GST on FSI: Why GST Council deferred decision on taxing floor space index
New Delhi: The GST Council on Saturday deferred a proposal to charge GST on FSI as the Centre intervened asking the council to reconsider the proposal since this topic falls under the domain of municipalities and local authority, according to an official statement. “The issue of whether charges collected by municipalities for granting FSI, including additional FSI, are chargeable to GST on a reverse charge basis was brought up in the Council,” according to the statement.

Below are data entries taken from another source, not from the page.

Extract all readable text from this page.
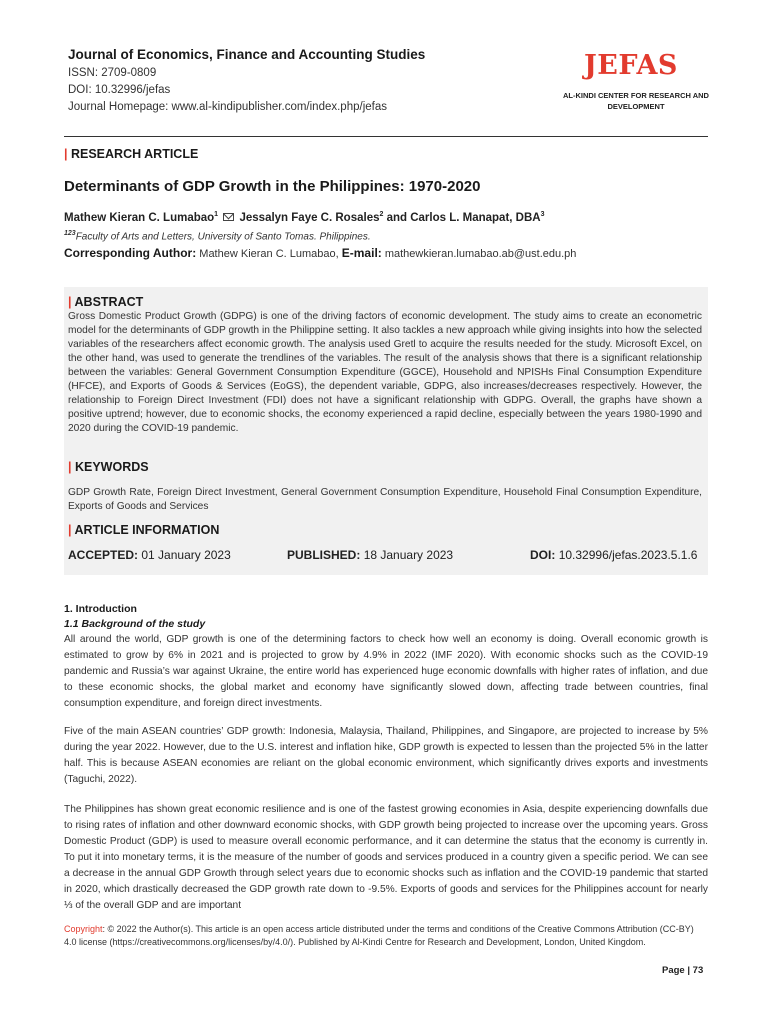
Journal of Economics, Finance and Accounting Studies
ISSN: 2709-0809
DOI: 10.32996/jefas
Journal Homepage: www.al-kindipublisher.com/index.php/jefas
JEFAS
AL-KINDI CENTER FOR RESEARCH AND DEVELOPMENT
| RESEARCH ARTICLE
Determinants of GDP Growth in the Philippines: 1970-2020
Mathew Kieran C. Lumabao$^1$ Jessalyn Faye C. Rosales$^2$ and Carlos L. Manapat, DBA$^3$
$^{123}$Faculty of Arts and Letters, University of Santo Tomas. Philippines.
Corresponding Author: Mathew Kieran C. Lumabao, E-mail: mathewkieran.lumabao.ab@ust.edu.ph
| ABSTRACT
Gross Domestic Product Growth (GDPG) is one of the driving factors of economic development. The study aims to create an econometric model for the determinants of GDP growth in the Philippine setting. It also tackles a new approach while giving insights into how the selected variables of the researchers affect economic growth. The analysis used Gretl to acquire the results needed for the study. Microsoft Excel, on the other hand, was used to generate the trendlines of the variables. The result of the analysis shows that there is a significant relationship between the variables: General Government Consumption Expenditure (GGCE), Household and NPISHs Final Consumption Expenditure (HFCE), and Exports of Goods & Services (EoGS), the dependent variable, GDPG, also increases/decreases respectively. However, the relationship to Foreign Direct Investment (FDI) does not have a significant relationship with GDPG. Overall, the graphs have shown a positive uptrend; however, due to economic shocks, the economy experienced a rapid decline, especially between the years 1980-1990 and 2020 during the COVID-19 pandemic.
| KEYWORDS
GDP Growth Rate, Foreign Direct Investment, General Government Consumption Expenditure, Household Final Consumption Expenditure, Exports of Goods and Services
| ARTICLE INFORMATION
ACCEPTED: 01 January 2023	PUBLISHED: 18 January 2023	DOI: 10.32996/jefas.2023.5.1.6
1. Introduction
1.1 Background of the study
All around the world, GDP growth is one of the determining factors to check how well an economy is doing. Overall economic growth is estimated to grow by 6% in 2021 and is projected to grow by 4.9% in 2022 (IMF 2020). With economic shocks such as the COVID-19 pandemic and Russia’s war against Ukraine, the entire world has experienced huge economic downfalls with higher rates of inflation, and due to these economic shocks, the global market and economy have significantly slowed down, affecting trade between countries, final consumption expenditure, and foreign direct investments.
Five of the main ASEAN countries’ GDP growth: Indonesia, Malaysia, Thailand, Philippines, and Singapore, are projected to increase by 5% during the year 2022. However, due to the U.S. interest and inflation hike, GDP growth is expected to lessen than the projected 5% in the latter half. This is because ASEAN economies are reliant on the global economic environment, which significantly drives exports and investments (Taguchi, 2022).
The Philippines has shown great economic resilience and is one of the fastest growing economies in Asia, despite experiencing downfalls due to rising rates of inflation and other downward economic shocks, with GDP growth being projected to increase over the upcoming years. Gross Domestic Product (GDP) is used to measure overall economic performance, and it can determine the status that the economy is currently in. To put it into monetary terms, it is the measure of the number of goods and services produced in a country given a specific period. We can see a decrease in the annual GDP Growth through select years due to economic shocks such as inflation and the COVID-19 pandemic that started in 2020, which drastically decreased the GDP growth rate down to -9.5%. Exports of goods and services for the Philippines account for nearly ⅓ of the overall GDP and are important
Copyright: © 2022 the Author(s). This article is an open access article distributed under the terms and conditions of the Creative Commons Attribution (CC-BY) 4.0 license (https://creativecommons.org/licenses/by/4.0/). Published by Al-Kindi Centre for Research and Development, London, United Kingdom.
Page | 73
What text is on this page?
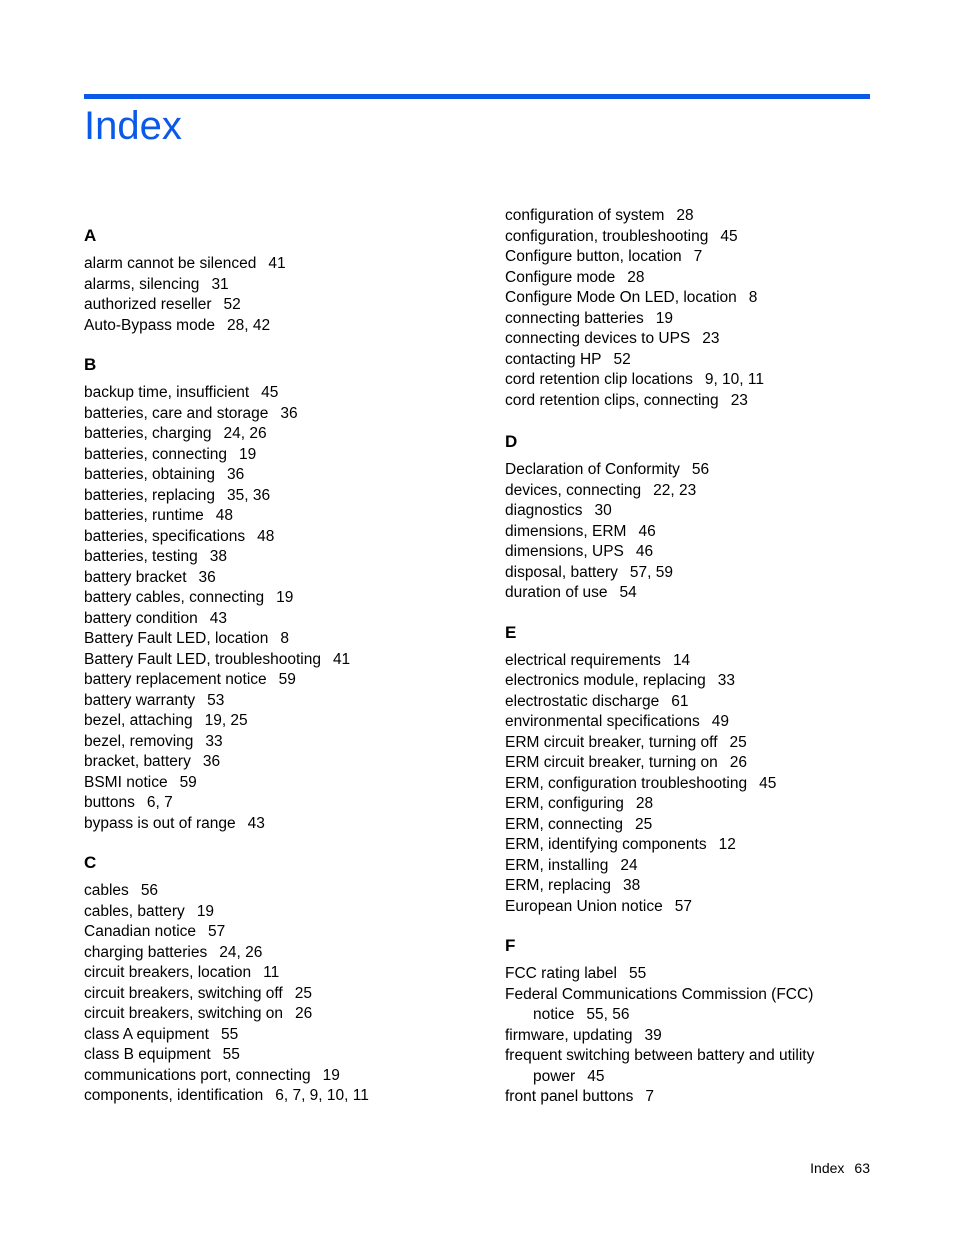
Index
A
alarm cannot be silenced 41
alarms, silencing 31
authorized reseller 52
Auto-Bypass mode 28, 42
B
backup time, insufficient 45
batteries, care and storage 36
batteries, charging 24, 26
batteries, connecting 19
batteries, obtaining 36
batteries, replacing 35, 36
batteries, runtime 48
batteries, specifications 48
batteries, testing 38
battery bracket 36
battery cables, connecting 19
battery condition 43
Battery Fault LED, location 8
Battery Fault LED, troubleshooting 41
battery replacement notice 59
battery warranty 53
bezel, attaching 19, 25
bezel, removing 33
bracket, battery 36
BSMI notice 59
buttons 6, 7
bypass is out of range 43
C
cables 56
cables, battery 19
Canadian notice 57
charging batteries 24, 26
circuit breakers, location 11
circuit breakers, switching off 25
circuit breakers, switching on 26
class A equipment 55
class B equipment 55
communications port, connecting 19
components, identification 6, 7, 9, 10, 11
configuration of system 28
configuration, troubleshooting 45
Configure button, location 7
Configure mode 28
Configure Mode On LED, location 8
connecting batteries 19
connecting devices to UPS 23
contacting HP 52
cord retention clip locations 9, 10, 11
cord retention clips, connecting 23
D
Declaration of Conformity 56
devices, connecting 22, 23
diagnostics 30
dimensions, ERM 46
dimensions, UPS 46
disposal, battery 57, 59
duration of use 54
E
electrical requirements 14
electronics module, replacing 33
electrostatic discharge 61
environmental specifications 49
ERM circuit breaker, turning off 25
ERM circuit breaker, turning on 26
ERM, configuration troubleshooting 45
ERM, configuring 28
ERM, connecting 25
ERM, identifying components 12
ERM, installing 24
ERM, replacing 38
European Union notice 57
F
FCC rating label 55
Federal Communications Commission (FCC) notice 55, 56
firmware, updating 39
frequent switching between battery and utility power 45
front panel buttons 7
Index 63
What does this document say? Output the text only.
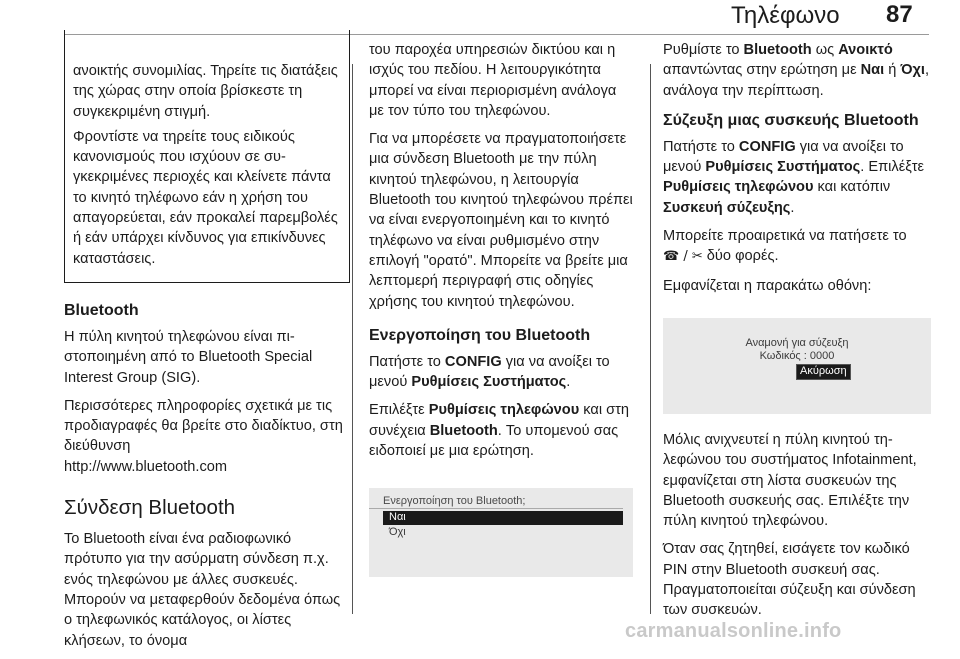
Τηλέφωνο 87

ανοικτής συνομιλίας. Τηρείτε τις διατάξεις της χώρας στην οποία βρίσκεστε τη συγκεκριμένη στιγμή.

Φροντίστε να τηρείτε τους ειδικούς κανονισμούς που ισχύουν σε συγκεκριμένες περιοχές και κλείνετε πάντα το κινητό τηλέφωνο εάν η χρήση του απαγορεύεται, εάν προκαλεί παρεμβολές ή εάν υπάρχει κίνδυνος για επικίνδυνες καταστάσεις.

Bluetooth

Η πύλη κινητού τηλεφώνου είναι πιστοποιημένη από το Bluetooth Special Interest Group (SIG).

Περισσότερες πληροφορίες σχετικά με τις προδιαγραφές θα βρείτε στο διαδίκτυο, στη διεύθυνση
http://www.bluetooth.com

Σύνδεση Bluetooth

Το Bluetooth είναι ένα ραδιοφωνικό πρότυπο για την ασύρματη σύνδεση π.χ. ενός τηλεφώνου με άλλες συσκευές. Μπορούν να μεταφερθούν δεδομένα όπως ο τηλεφωνικός κατάλογος, οι λίστες κλήσεων, το όνομα

του παροχέα υπηρεσιών δικτύου και η ισχύς του πεδίου. Η λειτουργικότητα μπορεί να είναι περιορισμένη ανάλογα με τον τύπο του τηλεφώνου.

Για να μπορέσετε να πραγματοποιήσετε μια σύνδεση Bluetooth με την πύλη κινητού τηλεφώνου, η λειτουργία Bluetooth του κινητού τηλεφώνου πρέπει να είναι ενεργοποιημένη και το κινητό τηλέφωνο να είναι ρυθμισμένο στην επιλογή "ορατό". Μπορείτε να βρείτε μια λεπτομερή περιγραφή στις οδηγίες χρήσης του κινητού τηλεφώνου.

Ενεργοποίηση του Bluetooth

Πατήστε το CONFIG για να ανοίξει το μενού Ρυθμίσεις Συστήματος.

Επιλέξτε Ρυθμίσεις τηλεφώνου και στη συνέχεια Bluetooth. Το υπομενού σας ειδοποιεί με μια ερώτηση.

Ενεργοποίηση του Bluetooth;
Ναι
Όχι

Ρυθμίστε το Bluetooth ως Ανοικτό απαντώντας στην ερώτηση με Ναι ή Όχι, ανάλογα την περίπτωση.

Σύζευξη μιας συσκευής Bluetooth

Πατήστε το CONFIG για να ανοίξει το μενού Ρυθμίσεις Συστήματος. Επιλέξτε Ρυθμίσεις τηλεφώνου και κατόπιν Συσκευή σύζευξης.

Μπορείτε προαιρετικά να πατήσετε το
☎ / ✂ δύο φορές.

Εμφανίζεται η παρακάτω οθόνη:

Αναμονή για σύζευξη
Κωδικός : 0000
Ακύρωση

Μόλις ανιχνευτεί η πύλη κινητού τηλεφώνου του συστήματος Infotainment, εμφανίζεται στη λίστα συσκευών της Bluetooth συσκευής σας. Επιλέξτε την πύλη κινητού τηλεφώνου.

Όταν σας ζητηθεί, εισάγετε τον κωδικό PIN στην Bluetooth συσκευή σας. Πραγματοποιείται σύζευξη και σύνδεση των συσκευών.

carmanualsonline.info
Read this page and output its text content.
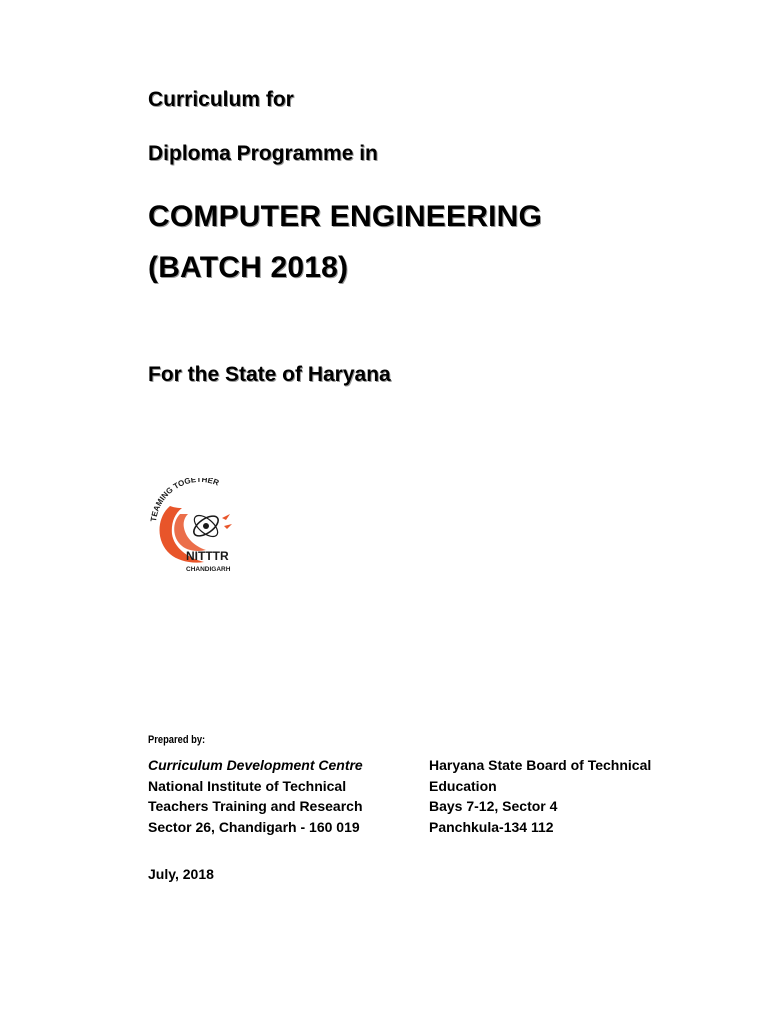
Curriculum for
Diploma Programme in
COMPUTER ENGINEERING
(BATCH 2018)
For the State of Haryana
TEAMING TOGETHER
NITTTR
CHANDIGARH
Prepared by:
Curriculum Development Centre
National Institute of Technical
Teachers Training and Research
Sector 26, Chandigarh - 160 019
Haryana State Board of Technical
Education
Bays 7-12, Sector 4
Panchkula-134 112
July, 2018
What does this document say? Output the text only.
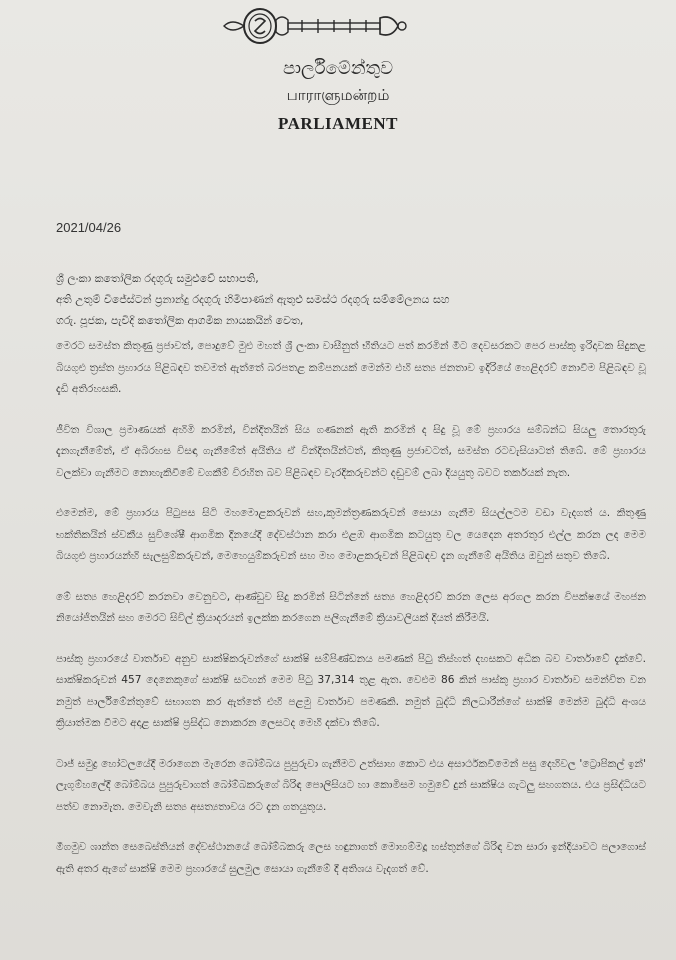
පාර්ලිමේන්තුව
பாராளுமன்றம்
PARLIAMENT
2021/04/26
ශ්‍රී ලංකා කතෝලික රදගුරු සමුළුවේ සභාපති,
අති උතුම් විජේස්ටන් ප්‍රනාන්දු රදගුරු හිමිපාණන් ඇතුළු සමස්ථ රදගුරු සම්මේලනය සහ
ගරු. පූජක, පැවිදි කතෝලික ආගමික නායකයින් වෙත,

මෙරට සමස්ත කිතුණු ප්‍රජාවත්, පොදුවේ මුළු මහත් ශ්‍රී ලංකා වාසීනුත් භීතියට පත් කරමින් මීට දෙවසරකට පෙර පාස්කු ඉරිදාවක සිදුකළ බියගුළු ත්‍රස්ත ප්‍රහාරය පිළිබඳව තවමත් ඇත්තේ බරපතළ කම්පනයක් මෙන්ම එහි සත්‍ය ජනතාව ඉදිරියේ හෙළිදරව් නොවීම පිළිබඳව වූ දැඩි අතිරහසකි.

ජීවිත විශාල ප්‍රමාණයක් අහිමි කරමින්, වින්දිතයින් සිය ගණනක් ඇති කරමින් ද සිදු වූ මේ ප්‍රහාරය සම්බන්ධ සියලු තොරතුරු දැනගැනීමේත්, ඒ අබිරහස විසඳා ගැනීමේත් අයිතිය ඒ වින්දිතයින්ටත්, කිතුණු ප්‍රජාවටත්, සමස්ත රටවැසියාටත් තිබේ. මේ ප්‍රහාරය වලක්වා ගැනීමට නොහැකිවීමේ වගකීම් විරහිත බව පිළිබඳව වැරදිකරුවන්ට දඬුවම් ලබා දියයුතු බවට තර්කයක් නැත.

එමෙන්ම, මේ ප්‍රහාරය පිටුපස සිටි මහමොළකරුවන් සහ,කුමන්ත්‍රණකරුවන් සොයා ගැනීම සියල්ලටම වඩා වැදගත් ය. කිතුණු භක්තිකයින් ස්වකීය සුවිශේෂී ආගමික දිනයේදී දේවස්ථාන කරා එළඹ ආගමික කටයුතු වල යෙදෙන අතරතුර එල්ල කරන ලද මෙම බියගුළු ප්‍රහාරයන්හි සැලසුම්කරුවන්, මෙහෙයුම්කරුවන් සහ මහ මොළකරුවන් පිළිබඳව දැන ගැනීමේ අයිතිය ඔවුන් සතුව තිබේ.

මේ සත්‍ය හෙළිදරව් කරනවා වෙනුවට, ආණ්ඩුව සිදු කරමින් සිටින්නේ සත්‍ය හෙළිදරව් කරන ලෙස අරගල කරන විපක්ෂයේ මහජන නියෝජිතයින් සහ මෙරට සිවිල් ක්‍රියාදරයන් ඉලක්ක කරගෙන පලිගැනීමේ ක්‍රියාවලියක් දියත් කිරීමයි.

පාස්කු ප්‍රහාරයේ වාර්තාව අනුව සාක්ෂිකරුවන්ගේ සාක්ෂි සම්පිණ්ඩනය පමණක් පිටු තිස්හත් දහසකට අධික බව වාර්තාවේ දැක්වේ. සාක්ෂිකරුවන් 457 දෙනෙකුගේ සාක්ෂි සටහන් මෙම පිටු 37,314 තුළ ඇත. වෙළුම 86 කින් පාස්කු ප්‍රහාර වාර්තාව සමන්විත වන නමුත් පාර්ලිමේන්තුවේ සභාගත කර ඇත්තේ එහි පළමු වාර්තාව පමණකි. නමුත් බුද්ධි නිලධාරීන්ගේ සාක්ෂි මෙන්ම බුද්ධි අංශය ක්‍රියාත්මක වීමට අදාළ සාක්ෂි ප්‍රසිද්ධ නොකරන ලෙසටද මෙහි දක්වා තිබේ.

ටාජ් සමුද්‍ර හෝටලයේදී මරාගෙන මැරෙන බෝම්බය පුපුරුවා ගැනීමට උත්සාහ කොට එය අසාර්ථකවීමෙන් පසු දෙහිවල 'ට්‍රොපිකල් ඉන්' ලැගුම්හලේදී බෝම්බය පුපුරුවාගත් බෝම්බකරුගේ බිරිඳ පොලිසියට හා කොමිසම හමුවේ දුන් සාක්ෂිය ගැටලු සහගතය. එය ප්‍රසිද්ධියට පත්ව නොමැත. මෙවැනි සත්‍ය අසත්‍යතාවය රට දැන ගතයුතුය.

මීගමුව ශාන්ත සෙබෙස්තියන් දේවස්ථානයේ බෝම්බකරු ලෙස හඳුනාගත් මොහම්මදූ හස්තුන්ගේ බිරිඳ වන සාරා ඉන්දියාවට පලාගොස් ඇති අතර ඇගේ සාක්ෂි මෙම ප්‍රහාරයේ සුලමුල සොයා ගැනීමේ දී අතිශය වැදගත් වේ.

Earlier, the Confederation of Real Estate Developers’ Associations of India (CREDAI) wrote to the government urging that the proposal to impose 18 per cent GST on FSI should be scrapped. The industry body informed Finance Minister Nirmala Sitharaman that the proposal could lead to a jump in property rates by 7-10 per cent, impacting the affordability of homes.
What is FSI and why is it important?
FSI or floor space index is a metric of real estate planning. Commonly called floor space area (FRA), FSI is used by real estate developers to determine a project size. According to CREDAI, 18 per cent GST would have burdened existing residential projects. Construction costs would have shot up, ultimately affecting the buyer, CREDAI informed the government.
A GST rate of 18 per cent on these may have led to project delays, CREDAI added. NREDC chairman Niranjan Hiranandani also warned against GST revision on FSI, adding that it would have a cascading effect on the real estate sector. Everything, from finances to raw materials and labour costs will be affected by such changes, he added.